MD protocol (ReaxFF). Engine is LAMMPS (as in the 2019 PBO ReaxFF reference in the Carbon text); simulation cell is 3D PBC with PBO strands at roughly 0.1–0.3 g/cm³ initial density (see main text); timestep/thermostat and ramp durations (ps–ns) are N/A on this one-page summary—Section 2 and SI. Barostat / NPT production: N/A unless the carbonization MD uses constant pressure; default assumption is constant-volume heating of the polymer cell (confirm in PDF). Electric field: N/A. Umbrella / metadynamics / replica: N/A—the ReaxFF work is direct ramped MD on PBO models, not a rare-event enhanced sampling study in the sense of metadynamics.
Findings¶
Ultrafast heating and cooling produced PBO-derived carbon fibers with reported breakthrough tensile strength and Young’s modulus at a peak carbonization temperature near 1000 °C, highlighting heating rate—and cooling rate—as decisive processing levers alongside temperature and dwell time. Reactive simulations indicate that faster heating can suppress oxygen-containing gas release during early carbonization, promoting alignment of all-carbon rings and more favorable microstructural development consistent with improved mechanical response. The combined results frame heating-rate control as a practical knob for PBO-derived carbon fiber quality beyond traditional emphasis on peak temperature alone.
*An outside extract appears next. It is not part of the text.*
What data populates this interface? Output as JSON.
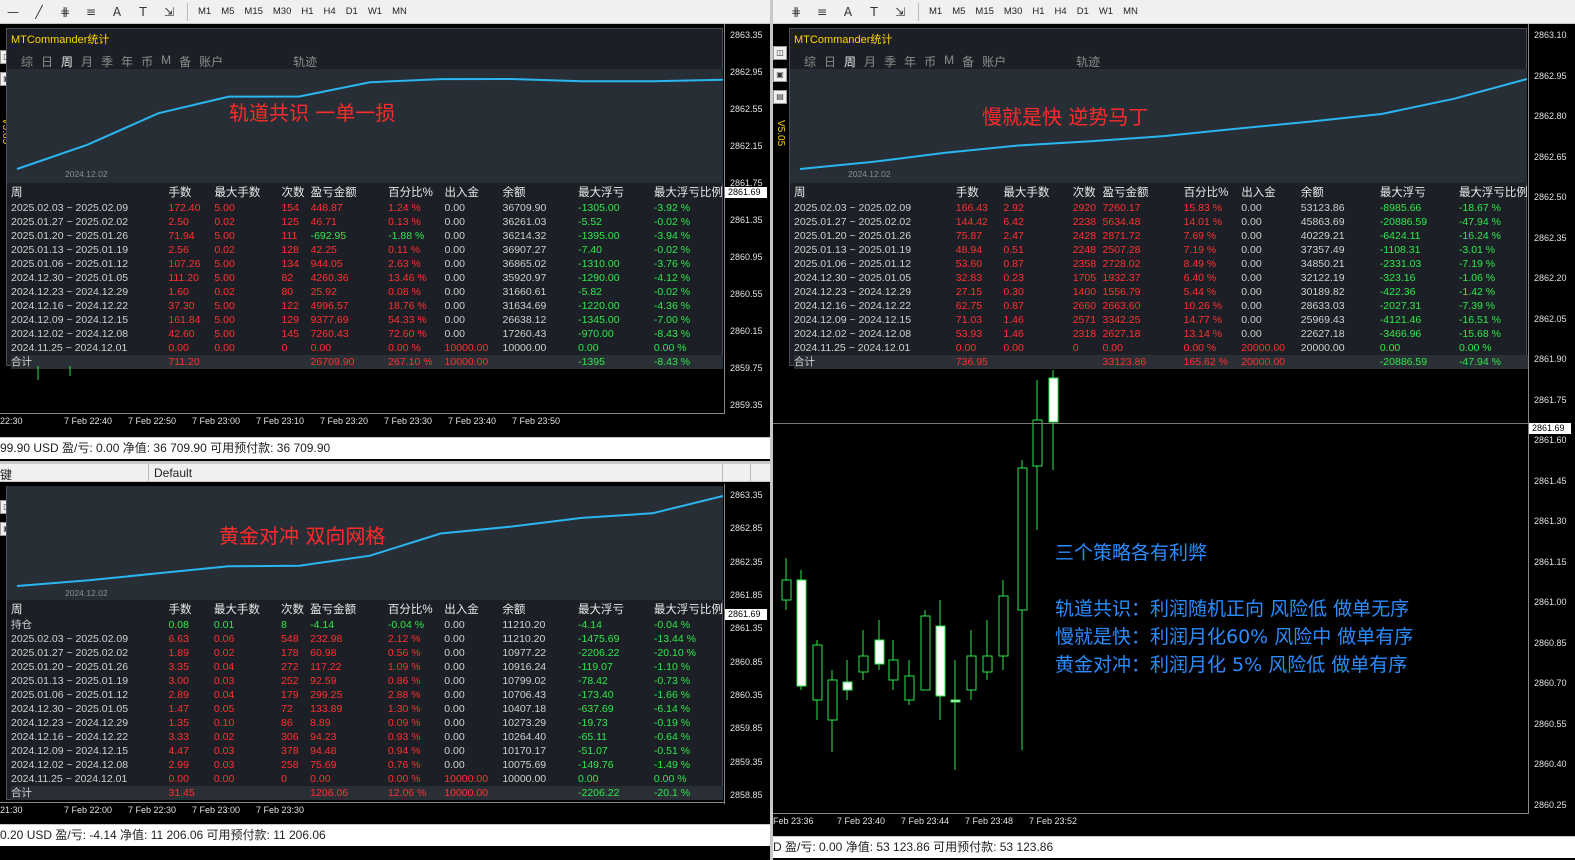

The paper thereby links process window (ramp shape) to atomistic fragmentation pathways, which is the sense in which ReaxFF adds interpretive value beyond post-mortem microstructure alone.
Limitations¶
Atomistic models capture finite segments and time windows of pyrolysis; quantitative agreement with continuum fiber experiments requires careful interpretation of temperature definitions, sample sizes, and ReaxFF limitations for condensed-phase pyrolysis chemistry.
Relevance to group¶
Direct van Duin-group ReaxFF application to polymer carbonization and carbon-fiber manufacturing, aligned with other precursor pyrolysis studies in the knowledge base.